The brain mechanism regulating gonadotropin-releasing hormone (GnRH)/luteinizing hormone (LH) surge is known to be sexually differentiated in rodents. Positive estrogen feedback to induce GnRH/LH surge is evident in female rats, whereas male rats never show LH surges, even with a preovulatory level of estradiol (E2). The sexual dimorphism is considered to be due to pre- and/or postnatal sex steroid estrogen converted from testicular androgen. The purpose of this study is to clarify the mechanisms mediating the estrogen-induced defeminization of LH surge-generating system.
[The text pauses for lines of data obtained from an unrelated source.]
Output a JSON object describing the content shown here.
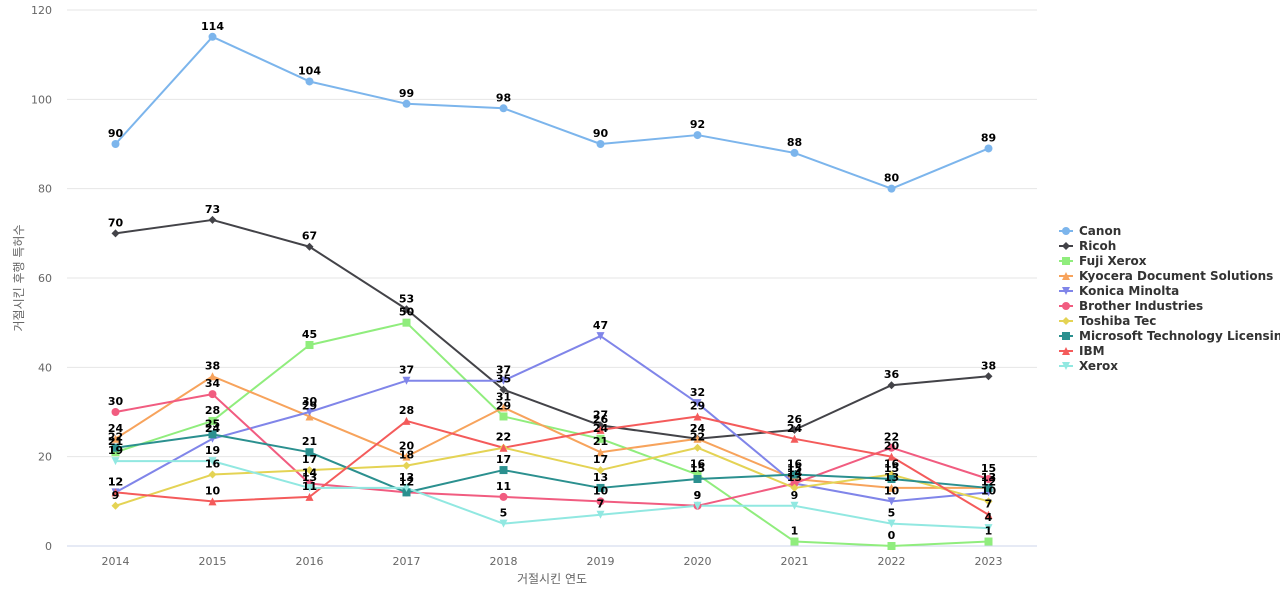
{
  "chart_data": {
    "type": "line",
    "title": "",
    "xlabel": "거절시킨 연도",
    "ylabel": "거절시킨 후행 특허수",
    "ylim": [
      0,
      120
    ],
    "yticks": [
      0,
      20,
      40,
      60,
      80,
      100,
      120
    ],
    "grid": true,
    "legend_position": "right",
    "categories": [
      "2014",
      "2015",
      "2016",
      "2017",
      "2018",
      "2019",
      "2020",
      "2021",
      "2022",
      "2023"
    ],
    "series": [
      {
        "name": "Canon",
        "color": "#7cb5ec",
        "marker": "circle",
        "values": [
          90,
          114,
          104,
          99,
          98,
          90,
          92,
          88,
          80,
          89
        ]
      },
      {
        "name": "Ricoh",
        "color": "#434348",
        "marker": "diamond",
        "values": [
          70,
          73,
          67,
          53,
          35,
          27,
          24,
          26,
          36,
          38
        ]
      },
      {
        "name": "Fuji Xerox",
        "color": "#90ed7d",
        "marker": "square",
        "values": [
          21,
          28,
          45,
          50,
          29,
          24,
          16,
          1,
          0,
          1
        ]
      },
      {
        "name": "Kyocera Document Solutions",
        "color": "#f7a35c",
        "marker": "triangle",
        "values": [
          24,
          38,
          29,
          20,
          31,
          21,
          24,
          15,
          13,
          13
        ]
      },
      {
        "name": "Konica Minolta",
        "color": "#8085e9",
        "marker": "triangle-down",
        "values": [
          12,
          24,
          30,
          37,
          37,
          47,
          32,
          14,
          10,
          12
        ]
      },
      {
        "name": "Brother Industries",
        "color": "#f15c80",
        "marker": "circle",
        "values": [
          30,
          34,
          14,
          12,
          11,
          10,
          9,
          14,
          22,
          15
        ]
      },
      {
        "name": "Toshiba Tec",
        "color": "#e4d354",
        "marker": "diamond",
        "values": [
          9,
          16,
          17,
          18,
          22,
          17,
          22,
          13,
          16,
          10
        ]
      },
      {
        "name": "Microsoft Technology Licensing",
        "color": "#2b908f",
        "marker": "square",
        "values": [
          22,
          25,
          21,
          12,
          17,
          13,
          15,
          16,
          15,
          13
        ]
      },
      {
        "name": "IBM",
        "color": "#f45b5b",
        "marker": "triangle",
        "values": [
          12,
          10,
          11,
          28,
          22,
          26,
          29,
          24,
          20,
          7
        ]
      },
      {
        "name": "Xerox",
        "color": "#91e8e1",
        "marker": "triangle-down",
        "values": [
          19,
          19,
          13,
          13,
          5,
          7,
          9,
          9,
          5,
          4
        ]
      }
    ]
  }
}
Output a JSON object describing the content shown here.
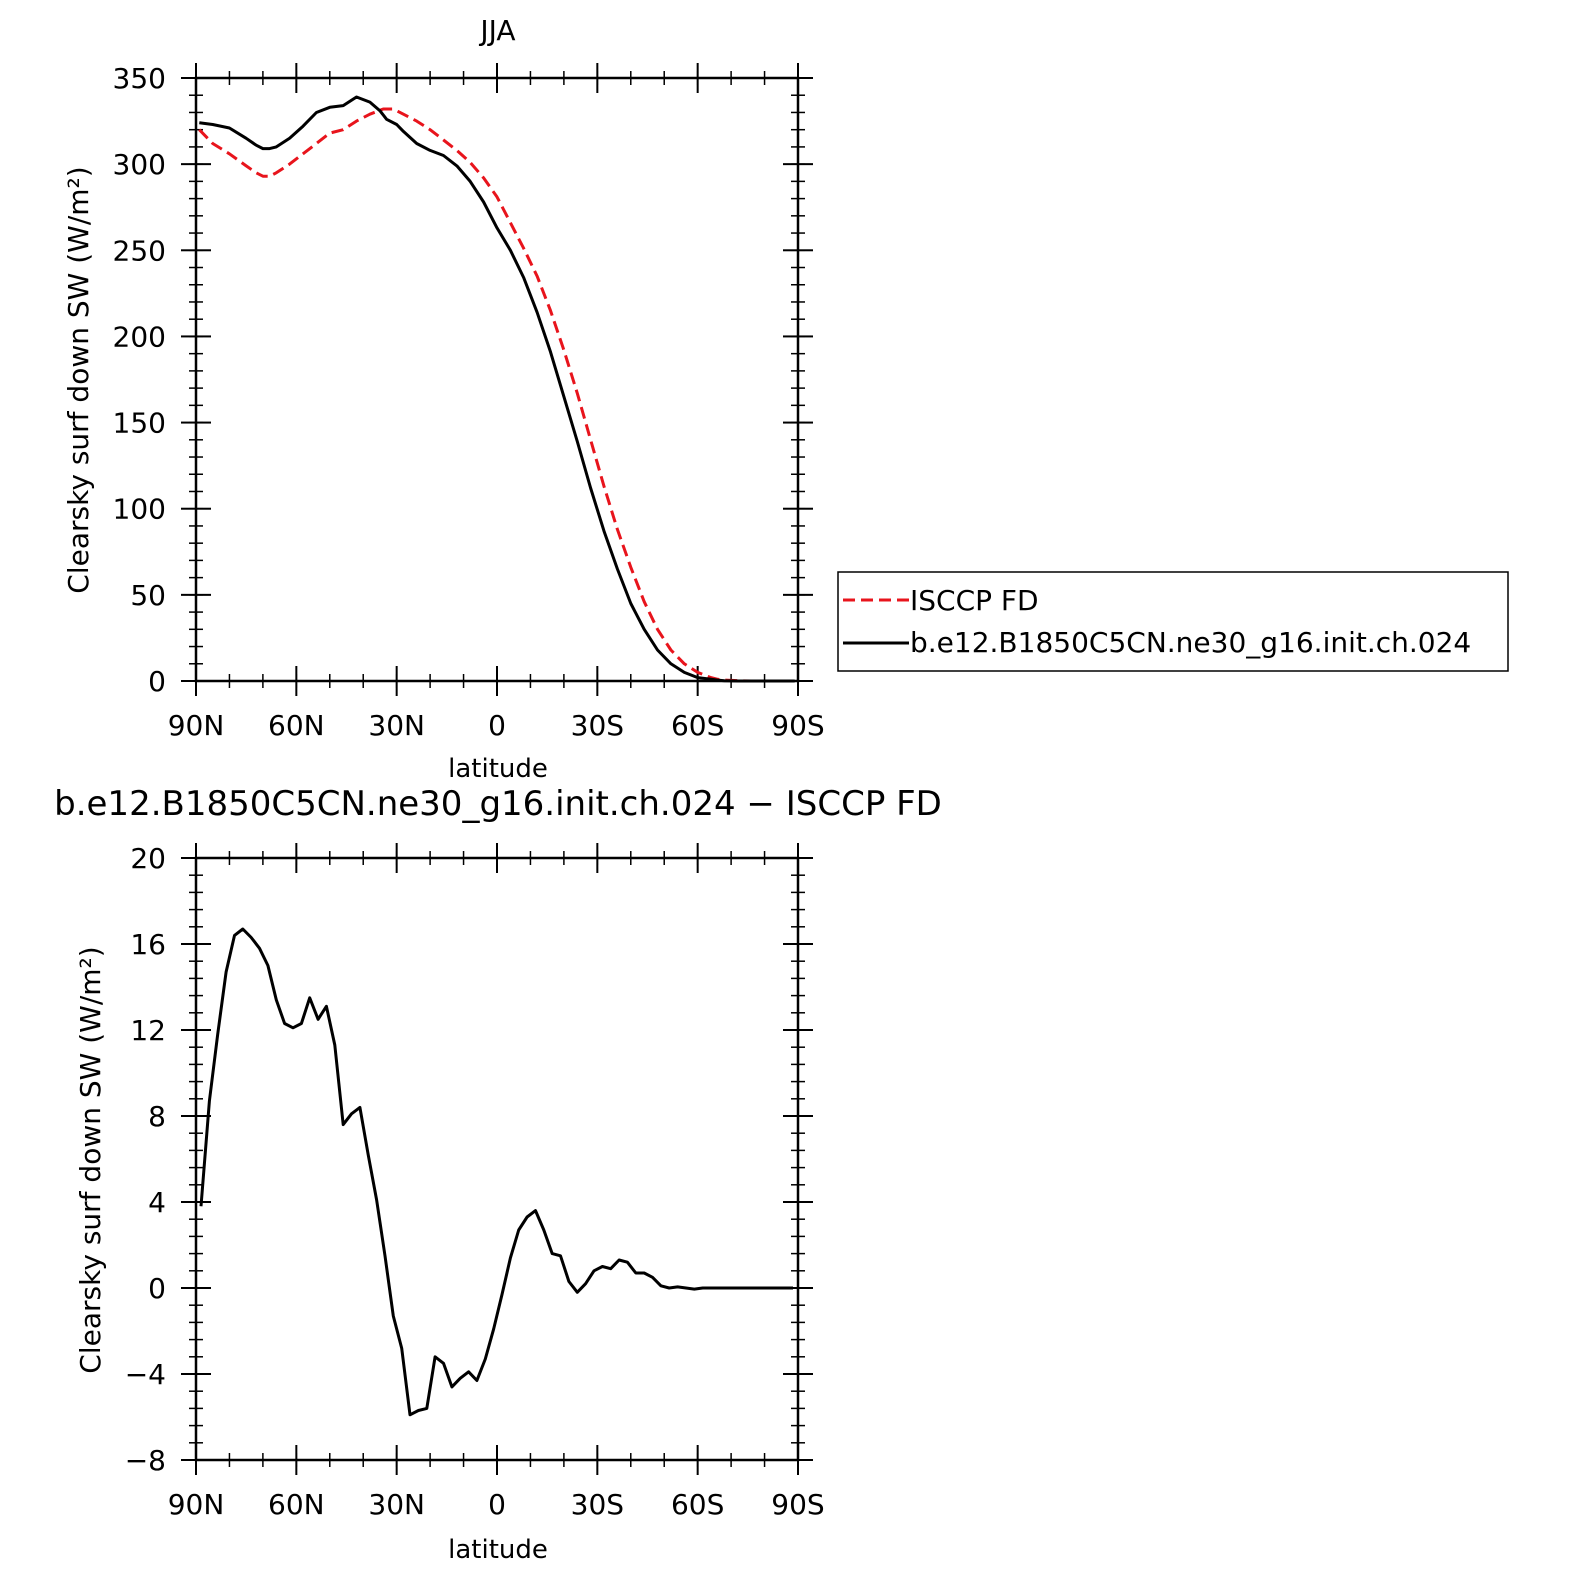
{
  "chart_data": [
    {
      "type": "line",
      "title": "JJA",
      "xlabel": "latitude",
      "ylabel": "Clearsky surf down SW (W/m²)",
      "xlim": [
        90,
        -90
      ],
      "ylim": [
        0,
        350
      ],
      "xticks": [
        {
          "value": 90,
          "label": "90N"
        },
        {
          "value": 60,
          "label": "60N"
        },
        {
          "value": 30,
          "label": "30N"
        },
        {
          "value": 0,
          "label": "0"
        },
        {
          "value": -30,
          "label": "30S"
        },
        {
          "value": -60,
          "label": "60S"
        },
        {
          "value": -90,
          "label": "90S"
        }
      ],
      "yticks": [
        0,
        50,
        100,
        150,
        200,
        250,
        300,
        350
      ],
      "legend_position": "right",
      "series": [
        {
          "name": "ISCCP FD",
          "color": "#e8141c",
          "dash": "dashed",
          "x": [
            89,
            85,
            80,
            75,
            72,
            70,
            68,
            66,
            62,
            58,
            54,
            50,
            46,
            42,
            38,
            34,
            31,
            28,
            24,
            20,
            16,
            12,
            8,
            4,
            0,
            -4,
            -8,
            -12,
            -16,
            -20,
            -24,
            -28,
            -32,
            -36,
            -40,
            -44,
            -48,
            -52,
            -56,
            -60,
            -64,
            -66,
            -68,
            -72,
            -76,
            -80,
            -84,
            -89
          ],
          "y": [
            320,
            312,
            306,
            299,
            295,
            293,
            293,
            295,
            300,
            306,
            312,
            318,
            320,
            325,
            329,
            332,
            332,
            329,
            325,
            320,
            314,
            308,
            301,
            292,
            281,
            266,
            251,
            235,
            215,
            192,
            167,
            140,
            113,
            88,
            66,
            46,
            30,
            18,
            10,
            5,
            2,
            1,
            0.5,
            0.2,
            0,
            0,
            0,
            0
          ]
        },
        {
          "name": "b.e12.B1850C5CN.ne30_g16.init.ch.024",
          "color": "#000000",
          "dash": "solid",
          "x": [
            89,
            85,
            80,
            75,
            72,
            70,
            68,
            66,
            62,
            58,
            54,
            50,
            46,
            42,
            38,
            35,
            33,
            30,
            28,
            24,
            20,
            16,
            12,
            8,
            4,
            0,
            -4,
            -8,
            -12,
            -16,
            -20,
            -24,
            -28,
            -32,
            -36,
            -40,
            -44,
            -48,
            -52,
            -56,
            -60,
            -64,
            -66,
            -68,
            -72,
            -76,
            -80,
            -84,
            -89
          ],
          "y": [
            324,
            323,
            321,
            315,
            311,
            309,
            309,
            310,
            315,
            322,
            330,
            333,
            334,
            339,
            336,
            331,
            326,
            323,
            319,
            312,
            308,
            305,
            299,
            290,
            278,
            263,
            250,
            234,
            214,
            191,
            165,
            139,
            112,
            87,
            65,
            45,
            30,
            18,
            10,
            5,
            2,
            1,
            0.5,
            0.2,
            0,
            0,
            0,
            0,
            0
          ]
        }
      ]
    },
    {
      "type": "line",
      "title": "b.e12.B1850C5CN.ne30_g16.init.ch.024 − ISCCP FD",
      "xlabel": "latitude",
      "ylabel": "Clearsky surf down SW (W/m²)",
      "xlim": [
        90,
        -90
      ],
      "ylim": [
        -8,
        20
      ],
      "xticks": [
        {
          "value": 90,
          "label": "90N"
        },
        {
          "value": 60,
          "label": "60N"
        },
        {
          "value": 30,
          "label": "30N"
        },
        {
          "value": 0,
          "label": "0"
        },
        {
          "value": -30,
          "label": "30S"
        },
        {
          "value": -60,
          "label": "60S"
        },
        {
          "value": -90,
          "label": "90S"
        }
      ],
      "yticks": [
        -8,
        -4,
        0,
        4,
        8,
        12,
        16,
        20
      ],
      "series": [
        {
          "color": "#000000",
          "dash": "solid",
          "x": [
            88.5,
            86,
            83.5,
            81,
            78.5,
            76,
            73.5,
            71,
            68.5,
            66,
            63.5,
            61,
            58.5,
            56,
            53.5,
            51,
            48.5,
            46,
            43.5,
            41,
            38.5,
            36,
            33.5,
            31,
            28.5,
            26,
            23.5,
            21,
            18.5,
            16,
            13.5,
            11,
            8.5,
            6,
            3.5,
            1,
            -1.5,
            -4,
            -6.5,
            -9,
            -11.5,
            -14,
            -16.5,
            -19,
            -21.5,
            -24,
            -26.5,
            -29,
            -31.5,
            -34,
            -36.5,
            -39,
            -41.5,
            -44,
            -46.5,
            -49,
            -51.5,
            -54,
            -56.5,
            -59,
            -61.5,
            -64,
            -66.5,
            -69,
            -71.5,
            -74,
            -76.5,
            -79,
            -81.5,
            -84,
            -86.5,
            -88.5
          ],
          "y": [
            3.8,
            8.7,
            11.8,
            14.7,
            16.4,
            16.7,
            16.3,
            15.8,
            15.0,
            13.4,
            12.3,
            12.1,
            12.3,
            13.5,
            12.5,
            13.1,
            11.3,
            7.6,
            8.1,
            8.4,
            6.2,
            4.1,
            1.5,
            -1.3,
            -2.8,
            -5.9,
            -5.7,
            -5.6,
            -3.2,
            -3.5,
            -4.6,
            -4.2,
            -3.9,
            -4.3,
            -3.3,
            -1.9,
            -0.3,
            1.4,
            2.7,
            3.3,
            3.6,
            2.7,
            1.6,
            1.5,
            0.3,
            -0.2,
            0.2,
            0.8,
            1.0,
            0.9,
            1.3,
            1.2,
            0.7,
            0.7,
            0.5,
            0.1,
            0.0,
            0.05,
            0.0,
            -0.05,
            0.0,
            0.0,
            0.0,
            0.0,
            0.0,
            0.0,
            0.0,
            0.0,
            0.0,
            0.0,
            0.0,
            0.0
          ]
        }
      ]
    }
  ]
}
Female neonatal mice were used for microarray analysis to obtain candidate genes related to sexual differentiation of the brain induced by estrogen. Female mice were injected with estradiol benzoate (EB) or vehicle on the day of birth, and the hypothalamus was collected at either 1, 3, 6, 12, or 24 h after the EB injection. More than one hundred genes down-regulated by the EB treatment in a biphasic manner peaked at 3 h and 12-24 h after the EB treatment, while forty to seventy genes were constantly up-regulated after the treatment. Ptgds, encoding prostaglandin D2 (PGD2) synthase, was chosen for further examination by semiquantitative reverse transcriptase-polymerase chain reaction (RT-PCR) in the anterior hypothalamus of neonatal male and female rats.
Ptgds expression was significantly lower in the anterior hypothalamus, but not in the posterior hypothalamus, of male rats than females at the day of birth. PGD2 have been reported to have a role in neuroprotection, suggesting that Ptgds may be involved in defeminizing the AVPV. In conclusion, Ptgds could be one of the possible candidate genes, which may mediate the effect of perinatal estrogen involved in sexual differentiation of the LH surge-generating system in rodents.